The c.763C>T variant in the hepatocyte nuclear factor 4-alpha gene, HNF4A, results in a premature termination at codon 255 (p.(Gln255Ter)) of NM_175914.5. This variant is absent in gnomAD v2.1.1 (PM2_Supporting) and located in biologically relevant exon 7 of 10, is predicted to lead to nonsense-mediated decay in a gene in which loss-of-function is an established disease mechanism (PVS1; PMID: 23348805). This variant was identified in five unrelated individuals with non-autoimmune and non-absolute/near-absolute insulin-deficient diabetes (PS4_Moderate; PMID: 8945471, 22060211, internal lab contributors).

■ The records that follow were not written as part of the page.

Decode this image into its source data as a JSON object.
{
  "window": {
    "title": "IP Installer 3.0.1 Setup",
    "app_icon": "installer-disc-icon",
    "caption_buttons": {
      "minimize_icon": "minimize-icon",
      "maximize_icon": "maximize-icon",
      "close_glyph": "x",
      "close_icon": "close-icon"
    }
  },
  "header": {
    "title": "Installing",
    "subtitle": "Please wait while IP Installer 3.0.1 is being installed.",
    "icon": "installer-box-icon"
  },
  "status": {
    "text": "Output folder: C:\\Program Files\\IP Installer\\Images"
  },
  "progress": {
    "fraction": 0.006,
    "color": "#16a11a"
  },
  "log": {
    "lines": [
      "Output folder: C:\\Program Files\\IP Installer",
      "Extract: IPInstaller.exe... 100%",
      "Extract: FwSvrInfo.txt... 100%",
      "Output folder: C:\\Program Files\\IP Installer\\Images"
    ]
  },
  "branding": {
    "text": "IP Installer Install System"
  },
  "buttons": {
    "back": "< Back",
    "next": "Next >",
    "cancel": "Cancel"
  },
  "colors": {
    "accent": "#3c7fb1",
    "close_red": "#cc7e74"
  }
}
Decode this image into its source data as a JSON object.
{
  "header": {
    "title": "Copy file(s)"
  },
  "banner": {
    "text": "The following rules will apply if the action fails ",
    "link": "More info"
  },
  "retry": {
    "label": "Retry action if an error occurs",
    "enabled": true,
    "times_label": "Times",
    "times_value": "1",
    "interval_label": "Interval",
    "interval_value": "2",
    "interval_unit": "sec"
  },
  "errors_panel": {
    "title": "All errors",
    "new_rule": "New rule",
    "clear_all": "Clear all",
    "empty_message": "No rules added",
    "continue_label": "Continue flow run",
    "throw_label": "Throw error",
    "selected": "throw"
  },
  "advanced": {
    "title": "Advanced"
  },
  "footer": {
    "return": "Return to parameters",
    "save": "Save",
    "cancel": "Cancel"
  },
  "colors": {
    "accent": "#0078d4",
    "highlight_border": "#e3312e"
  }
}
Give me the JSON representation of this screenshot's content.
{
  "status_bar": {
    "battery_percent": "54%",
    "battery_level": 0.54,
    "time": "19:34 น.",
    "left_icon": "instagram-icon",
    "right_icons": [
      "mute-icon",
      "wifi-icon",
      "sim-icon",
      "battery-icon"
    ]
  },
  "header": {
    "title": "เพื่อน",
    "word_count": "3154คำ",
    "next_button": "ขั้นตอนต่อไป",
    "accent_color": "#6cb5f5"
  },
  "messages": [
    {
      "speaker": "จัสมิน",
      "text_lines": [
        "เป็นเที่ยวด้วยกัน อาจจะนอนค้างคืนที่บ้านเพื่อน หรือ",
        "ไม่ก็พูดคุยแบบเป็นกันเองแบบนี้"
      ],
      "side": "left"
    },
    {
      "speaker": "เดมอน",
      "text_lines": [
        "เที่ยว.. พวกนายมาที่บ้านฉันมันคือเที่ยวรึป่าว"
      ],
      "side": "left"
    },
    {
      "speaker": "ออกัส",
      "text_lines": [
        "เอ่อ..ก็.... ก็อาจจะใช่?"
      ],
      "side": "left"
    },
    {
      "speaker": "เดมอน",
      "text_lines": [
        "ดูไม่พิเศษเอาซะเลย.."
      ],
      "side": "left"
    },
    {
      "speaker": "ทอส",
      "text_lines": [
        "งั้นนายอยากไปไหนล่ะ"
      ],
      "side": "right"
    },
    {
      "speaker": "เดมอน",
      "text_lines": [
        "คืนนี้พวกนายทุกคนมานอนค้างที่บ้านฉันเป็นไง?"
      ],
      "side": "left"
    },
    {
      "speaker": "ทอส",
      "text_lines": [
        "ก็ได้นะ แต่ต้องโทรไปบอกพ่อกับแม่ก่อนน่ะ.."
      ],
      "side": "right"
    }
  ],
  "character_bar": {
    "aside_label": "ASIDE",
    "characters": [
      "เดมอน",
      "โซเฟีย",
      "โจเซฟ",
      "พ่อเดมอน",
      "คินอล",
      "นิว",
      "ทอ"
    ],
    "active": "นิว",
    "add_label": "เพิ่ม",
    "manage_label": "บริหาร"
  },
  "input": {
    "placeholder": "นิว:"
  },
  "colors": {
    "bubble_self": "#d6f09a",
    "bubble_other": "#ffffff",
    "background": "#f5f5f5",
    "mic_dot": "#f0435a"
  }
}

This variant was segregated with diabetes, with at least 33 informative meioses in three families (PP1_Strong; PMID: 8945471, internal lab contributors). This variant was identified in an individual with a clinical history highly specific for HNF4A-MODY (MODY probability calculator result >50% and, negative genetic testing for HNF1A) (PP4; internal lab contributors). In summary, c.763C>T meets the criteria to be classified as pathogenic for monogenic diabetes. ACMG/AMP criteria applied, as specified by the ClinGen MDEP (specification version 2.0.0, approved 10/11/2023): PVS1, PS4_moderate, PP1_strong, PP4, PM2_Supporting.

Met criteria codes

• PP1_Strong: This variant was segregated with diabetes, with at least 33 informative meioses in three families (PP1_Strong; PMID: 8945471, internal lab contributors).
• PP4: This variant was identified in an individual with a clinical history highly specific for HNF4A-MODY (MODY probability calculator result >50% and, negative genetic testing for HNF1A) (PP4; internal lab contributors).
• PM2_Supporting: This variant is absent from gnomAD v2.1.1 (PM2_Supporting). gnomAD v4.1.0, absent
• PS4_Moderate: This variant was identified in five unrelated individuals with non-autoimmune and non-absolute/near-absolute insulin-deficient diabetes (PS4_Moderate; PMID: 8945471, 22060211, internal lab contributors).
• PVS1: This variant, located in biologically-relevant exon 7 of 10, is predicted to lead to nonsense-mediated decay in a gene in which loss-of-function is an established disease mechanism (PVS1; PMID: 23348805).